Angesprungen hat mich dieser Titel, weil ich auf der Innenseite des Covers las, dass einer der Ermittler gebürtiger Finne ist. Das machte ich neugierig, weil ich eine gute Bekannte habe, die aus Finnland stammt. Und neugierig machte mich auch das Autorenpaar, das „auf keinen Fall“ einen Krimi schreiben wollte. PR vom Feinsten und genau mein Humor. Und in der Tat hat mich dieser Kriminalroman bestens unterhalten. Meine Erwartungen wurden allesamt mehr als erfüllt.
Worum geht es: Im Buch lernt man ein sehr besonderes Ermittler-Duo kennen, denen das Autoren-Duo genau im richtigen Maß Farbe und Persönlichkeit verliehen hat, nicht zu viel und nicht zu wenig. Es passiert mir selten, dass ich echte Sympathie für die jeweiligen Ermittler hege. Doch in diesem Roman habe ich mein Herz sofort verloren an Juha Korhonen, einen jungen, engagierten ehemaligen Fernspäher aus Finnland. An seinen gelegentlichen finnischsprachlichen Einwürfe hatte ich besonderen Spaß. Interessant fand ich auch seinen dunkelhäutigen Kollegen Lukas alias Lux Adisa, dem es erstaunlich gut gelingt, mit seiner bipolaren Störung zurecht zu kommen. Die beiden, nun zusammen tätig im LKA Hamburg, sollen sich um einen aktuellen Entführungsfall kümmern. Juha fallen seltsame Parallelen auf zu einem viele Jahre zurückliegenden Cold Case, einem Verbrechen, das Juha bis heute nicht loslässt. Der Junge Daniel wurde in einer Kiste im Wald vergraben und konnte schließlich nur noch tot geborgen werden. Der Täter hatte Suizid begangen. Und tatsächlich, je mehr die beiden Ermittler in der Vergangenheit graben und Unstimmigkeiten entdecken in der damaligen Tragödie, umso mehr wandeln sich auch in der Gegenwart die Vorzeichen von Gut und Böse…

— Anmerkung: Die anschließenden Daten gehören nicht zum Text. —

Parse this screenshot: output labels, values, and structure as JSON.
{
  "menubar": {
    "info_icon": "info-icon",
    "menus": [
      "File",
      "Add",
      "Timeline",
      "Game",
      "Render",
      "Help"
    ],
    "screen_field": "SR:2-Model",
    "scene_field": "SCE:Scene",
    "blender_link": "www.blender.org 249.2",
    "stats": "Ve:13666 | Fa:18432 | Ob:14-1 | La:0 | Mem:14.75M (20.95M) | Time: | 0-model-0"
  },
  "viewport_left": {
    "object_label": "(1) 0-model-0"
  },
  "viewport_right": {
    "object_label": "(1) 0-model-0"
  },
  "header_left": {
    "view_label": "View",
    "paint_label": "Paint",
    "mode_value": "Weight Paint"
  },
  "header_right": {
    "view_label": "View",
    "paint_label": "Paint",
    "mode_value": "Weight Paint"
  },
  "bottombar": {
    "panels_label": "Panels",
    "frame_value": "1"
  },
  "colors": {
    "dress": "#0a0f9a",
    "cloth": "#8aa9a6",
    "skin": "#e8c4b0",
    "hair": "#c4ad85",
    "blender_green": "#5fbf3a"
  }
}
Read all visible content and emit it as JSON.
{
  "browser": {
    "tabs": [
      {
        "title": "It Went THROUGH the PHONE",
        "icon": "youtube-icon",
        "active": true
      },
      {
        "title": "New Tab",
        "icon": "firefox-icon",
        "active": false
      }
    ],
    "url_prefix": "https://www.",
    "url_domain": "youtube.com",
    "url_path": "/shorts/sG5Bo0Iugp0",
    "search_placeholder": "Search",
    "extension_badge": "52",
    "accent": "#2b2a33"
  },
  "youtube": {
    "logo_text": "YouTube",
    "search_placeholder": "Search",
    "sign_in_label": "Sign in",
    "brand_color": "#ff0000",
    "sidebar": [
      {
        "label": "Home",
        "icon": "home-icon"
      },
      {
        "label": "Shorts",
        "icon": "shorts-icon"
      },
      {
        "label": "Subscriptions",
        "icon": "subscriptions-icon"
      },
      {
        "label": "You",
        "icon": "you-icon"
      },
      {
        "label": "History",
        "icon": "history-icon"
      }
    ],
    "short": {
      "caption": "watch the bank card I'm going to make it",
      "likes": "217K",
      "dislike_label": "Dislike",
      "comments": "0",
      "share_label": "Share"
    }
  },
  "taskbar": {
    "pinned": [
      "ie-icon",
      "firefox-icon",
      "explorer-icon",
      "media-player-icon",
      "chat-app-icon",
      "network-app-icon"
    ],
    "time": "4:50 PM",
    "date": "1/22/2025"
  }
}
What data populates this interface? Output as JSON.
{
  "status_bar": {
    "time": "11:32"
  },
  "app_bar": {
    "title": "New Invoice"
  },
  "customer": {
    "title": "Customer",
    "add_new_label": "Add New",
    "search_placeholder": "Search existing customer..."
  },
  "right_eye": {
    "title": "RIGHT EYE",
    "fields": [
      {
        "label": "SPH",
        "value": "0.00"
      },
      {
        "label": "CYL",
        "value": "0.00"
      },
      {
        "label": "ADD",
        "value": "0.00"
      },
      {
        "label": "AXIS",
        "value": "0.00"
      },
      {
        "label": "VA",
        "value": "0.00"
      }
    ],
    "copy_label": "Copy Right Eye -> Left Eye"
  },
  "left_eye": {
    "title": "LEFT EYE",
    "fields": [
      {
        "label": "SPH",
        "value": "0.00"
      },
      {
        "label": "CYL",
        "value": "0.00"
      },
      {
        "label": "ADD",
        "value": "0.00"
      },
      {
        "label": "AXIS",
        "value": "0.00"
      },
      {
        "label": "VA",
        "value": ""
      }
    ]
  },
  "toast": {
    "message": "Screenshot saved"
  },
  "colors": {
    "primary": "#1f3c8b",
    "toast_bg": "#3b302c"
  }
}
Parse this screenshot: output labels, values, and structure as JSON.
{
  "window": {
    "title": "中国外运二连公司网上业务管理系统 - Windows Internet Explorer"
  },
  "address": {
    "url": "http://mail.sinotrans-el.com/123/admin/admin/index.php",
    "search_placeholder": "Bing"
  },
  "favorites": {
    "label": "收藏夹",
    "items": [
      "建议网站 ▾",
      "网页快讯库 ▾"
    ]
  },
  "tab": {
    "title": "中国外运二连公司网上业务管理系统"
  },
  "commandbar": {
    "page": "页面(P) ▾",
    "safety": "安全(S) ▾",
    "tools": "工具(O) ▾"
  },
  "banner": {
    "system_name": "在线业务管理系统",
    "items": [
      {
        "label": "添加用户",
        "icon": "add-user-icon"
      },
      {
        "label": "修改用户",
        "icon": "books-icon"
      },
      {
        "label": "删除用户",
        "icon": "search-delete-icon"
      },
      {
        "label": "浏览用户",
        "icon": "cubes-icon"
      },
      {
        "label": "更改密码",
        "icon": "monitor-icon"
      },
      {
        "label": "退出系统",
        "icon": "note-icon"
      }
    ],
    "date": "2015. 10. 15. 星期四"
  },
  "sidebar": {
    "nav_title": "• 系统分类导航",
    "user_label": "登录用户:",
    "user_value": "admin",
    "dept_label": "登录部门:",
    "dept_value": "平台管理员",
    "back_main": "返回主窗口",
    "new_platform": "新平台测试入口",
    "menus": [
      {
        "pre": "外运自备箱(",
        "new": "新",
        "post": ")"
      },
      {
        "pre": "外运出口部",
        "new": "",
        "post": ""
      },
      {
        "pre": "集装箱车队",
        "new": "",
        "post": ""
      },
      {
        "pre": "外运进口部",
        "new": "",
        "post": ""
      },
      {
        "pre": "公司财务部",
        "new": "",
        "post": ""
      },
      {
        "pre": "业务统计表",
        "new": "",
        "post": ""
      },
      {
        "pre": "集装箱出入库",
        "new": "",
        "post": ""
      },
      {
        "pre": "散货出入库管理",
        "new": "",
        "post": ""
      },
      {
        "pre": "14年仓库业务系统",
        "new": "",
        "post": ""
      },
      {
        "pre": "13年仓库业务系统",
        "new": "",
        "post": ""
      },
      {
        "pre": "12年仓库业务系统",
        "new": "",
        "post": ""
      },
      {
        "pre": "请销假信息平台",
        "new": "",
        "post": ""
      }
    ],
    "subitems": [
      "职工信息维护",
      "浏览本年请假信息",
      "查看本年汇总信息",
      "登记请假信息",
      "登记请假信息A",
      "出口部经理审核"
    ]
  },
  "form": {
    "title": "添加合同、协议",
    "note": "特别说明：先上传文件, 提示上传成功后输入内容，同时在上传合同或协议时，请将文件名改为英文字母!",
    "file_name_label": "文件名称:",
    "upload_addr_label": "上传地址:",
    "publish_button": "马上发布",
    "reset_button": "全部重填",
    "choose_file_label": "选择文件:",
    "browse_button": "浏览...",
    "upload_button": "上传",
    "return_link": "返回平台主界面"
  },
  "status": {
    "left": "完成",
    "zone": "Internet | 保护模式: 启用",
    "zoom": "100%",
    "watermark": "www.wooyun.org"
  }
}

Der Kriminalroman ist gekonnt geschrieben. Zwar war für mich anfangs ein wenig gewöhnungsbedürftig der sprachliche Wechsel zwischen Präsens und Imperfekt. Doch gerade die Perspektivwechsel machen die Spannung aus. Das Tempo des Romans wird nicht nur durch die geschilderte Handlung zunehmend höher. Die Szenen wechseln auch mehr und mehr zwischen Gegenwart und Vergangenheit. Und je näher sich die beiden Ermittler persönlich kommen, desto rasanter entwickeln sich auch die Entdeckungen – die von früher und die gegenwärtigen. Nicht zu vergessen der rasante Twist am Ende.
Kurzum: Gekonnt konstruiert, mit durchgehendem Spannungsbogen, menschlich sympathisch, psychologisch nachvollziehbar, sprachlich lebendig, mit leisem Humor – für mich die perfekte Krimi-Unterhaltung!